My name is Julie Winchester and I am the Technical Director for the MorphoSource 3D Data Repository at Duke University, where I lead the design and management of scalable digital infrastructure connecting museums, researchers, and the public to natural history collections. I am passionate about building open, interoperable cyberinfrastructure for the natural sciences. I also contribute to international image data standards as a specification editor for the International Image Interoperability Framework (IIIF).
PhD Anthropological Sciences
Stony Brook University
MA Anthropology
Stony Brook University
BA Anthropology
University of Arkansas
I currently serve as the Technical Director for the MorphoSource 3D Data Repository at Duke University. Since 2017, I have helped lead MorphoSource as it has expanded from proof of concept to a uniquely powerful, complex, and collaborative platform that connects museums, researchers, and the public to rich natural history data, with emphasis on 3D content. As Co-Director of MorphoSource, I lead our development team, do full-stack web software development and development operations tasks, manage product lifecycles, engage with a global community of museum professionals and researchers, and have helped to secure and manage grant funding for informatics infrastructure.
I’m also a Specification Editor for the International Image Interoperability Framework (IIIF), developing technical standards used by global museums and libraries for sharing contextualized digital objects such as images, audio/video, and soon 3D resources. Further, I’m a bioinformatics research affiliate at the University of Kansas Biodiversity Institute and Natural History Museum, a field leader in advancing the extended specimen and providing solutions for biodiversity digital cyberinformatics.
My research background is in functional morphology and physical anthropology, where my Ph.D. work involved creating algorithms and tools for high-throughput specimen-based 3D phenomics, characterizing primate dentitions to answer questions about biodiversity, dietary form-function relationships, and paleoecology.

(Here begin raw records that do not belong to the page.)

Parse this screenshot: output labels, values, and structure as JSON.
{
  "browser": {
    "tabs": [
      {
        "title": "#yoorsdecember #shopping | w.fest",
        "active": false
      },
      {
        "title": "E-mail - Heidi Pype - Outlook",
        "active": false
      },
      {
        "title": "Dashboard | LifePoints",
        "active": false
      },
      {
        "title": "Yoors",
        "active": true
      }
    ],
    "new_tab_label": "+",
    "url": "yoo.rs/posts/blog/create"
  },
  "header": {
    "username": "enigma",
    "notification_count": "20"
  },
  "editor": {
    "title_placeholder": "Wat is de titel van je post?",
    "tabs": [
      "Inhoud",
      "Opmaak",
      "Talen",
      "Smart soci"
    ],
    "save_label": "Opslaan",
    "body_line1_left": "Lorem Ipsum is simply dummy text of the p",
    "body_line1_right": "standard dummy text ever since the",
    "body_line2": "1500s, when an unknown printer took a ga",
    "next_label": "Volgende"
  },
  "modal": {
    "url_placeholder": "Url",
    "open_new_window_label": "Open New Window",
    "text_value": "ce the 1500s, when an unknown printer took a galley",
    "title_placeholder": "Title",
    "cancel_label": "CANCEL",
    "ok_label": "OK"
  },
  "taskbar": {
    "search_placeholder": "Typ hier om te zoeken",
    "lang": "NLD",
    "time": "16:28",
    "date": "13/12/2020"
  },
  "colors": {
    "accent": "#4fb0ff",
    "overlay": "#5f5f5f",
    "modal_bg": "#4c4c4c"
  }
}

Fundamentally, I am driven by creating cutting-edge, interoperable bio-informed data systems for natural history that benefit institutions and audiences.

MorphoSource is an open-access repository that enables natural history collections and research institutions to make 3D data, images, and video of physical specimens Findable, Accessible, Interoperable, and Reusable (FAIR) at institutional scale. With over 30,000 users worldwide, the platform provides rich discoverability for collections of all sizes alongside granular access and reuse policy controls, integration with major aggregators like iDigBio and GBIF, and detailed usage tracking. By managing digital preservation standards, automated file characterization, and browser-based media previews, MorphoSource enables institutions and researchers to share high-value 3D content with colleagues and the public with minimal staff overhead.

The International Image Interoperability Framework (IIIF) is a set of open APIs and community-driven standards that enable cultural heritage institutions and research communities to share, display, and annotate digital objects — images, audio, video, and soon 3D resources — in an interoperable way across viewers, repositories, and institutional boundaries. For natural history collections, IIIF unlocks rich, contextual access to specimen imagery and associated annotations without requiring data to leave its home institution. As a Specification Editor, I am actively involved in shepherding and maintaining the technical specifications — including the Image and Presentation APIs — that underpin IIIF adoption across museums, libraries, and research platforms worldwide.